Both fields are optional. Tools that take only argv use `args` and ignore `stdin`; tools whose meaningful input flows over stdin (`yaegi run -`, `pandoc`, `markitdown`, …) use `stdin` (often alongside a small `args` like `["run", "-"]`). At least one of them is required — empty calls are rejected so the model gets immediate feedback rather than the binary's own help text.
type JobIDInput ¶
type JobIDInput struct {
JobID string `json:"job_id" jsonschema:"description=Job id returned by job_submit"`
}
JobIDInput is the shared schema for status / wait / cancel — they all take just a job id.
type ListJobsInput ¶
type ListJobsInput struct {
AllSessions bool `` /* 132-byte string literal not displayed */
Status string `` /* 131-byte string literal not displayed */
Limit int `json:"limit,omitempty" jsonschema:"description=Maximum number of jobs to return (most recent first). Default 20, max 100."`
}
ListJobsInput controls the agent-side job_list scope. By default only jobs from the current chat session are returned (matching the io.openotters.session-id label that job_submit auto-stamps); flip AllSessions to see everything this agent has submitted across sessions.
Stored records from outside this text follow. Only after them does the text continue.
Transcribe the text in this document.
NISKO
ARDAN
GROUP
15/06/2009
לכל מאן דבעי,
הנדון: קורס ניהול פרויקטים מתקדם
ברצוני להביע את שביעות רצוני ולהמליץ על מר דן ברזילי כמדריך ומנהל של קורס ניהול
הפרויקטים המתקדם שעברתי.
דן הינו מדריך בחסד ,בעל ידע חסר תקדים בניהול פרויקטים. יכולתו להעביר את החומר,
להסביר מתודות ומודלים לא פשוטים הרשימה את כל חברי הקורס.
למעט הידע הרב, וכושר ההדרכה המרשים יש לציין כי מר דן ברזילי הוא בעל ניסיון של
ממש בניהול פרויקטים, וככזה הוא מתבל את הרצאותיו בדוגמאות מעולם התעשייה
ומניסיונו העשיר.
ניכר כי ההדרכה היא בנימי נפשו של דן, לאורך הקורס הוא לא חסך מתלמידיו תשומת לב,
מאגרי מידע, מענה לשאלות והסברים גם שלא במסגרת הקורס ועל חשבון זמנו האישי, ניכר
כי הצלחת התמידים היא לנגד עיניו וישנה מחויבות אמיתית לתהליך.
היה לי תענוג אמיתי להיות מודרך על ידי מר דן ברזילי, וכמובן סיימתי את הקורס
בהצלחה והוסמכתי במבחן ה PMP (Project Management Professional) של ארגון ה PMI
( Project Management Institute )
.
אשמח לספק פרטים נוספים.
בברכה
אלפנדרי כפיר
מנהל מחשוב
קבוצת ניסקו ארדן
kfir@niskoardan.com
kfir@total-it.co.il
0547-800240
Status / Limit are additional narrowers. AgentID is never accepted — the daemon scopes by the agent's bound JWT, so the agent can never list another agent's jobs.
type SubmitJobInput ¶
type SubmitJobInput struct {
Bin string `json:"bin" jsonschema:"description=BIN name as declared in this agent's Agentfile (sh, jq, kubectl, …)"`
Args []string `json:"args,omitempty" jsonschema:"description=Positional arguments forwarded to the BIN"`
Stdin string `json:"stdin,omitempty" jsonschema:"description=Optional stdin payload piped to the BIN"`
Labels map[string]string `` /* 141-byte string literal not displayed */
}
SubmitJobInput is the model-facing schema for `job_submit`. The jsonschema tags drive what the model sees in its tool-list prompt — keep them tight so the model isn't tempted to pass irrelevant fields.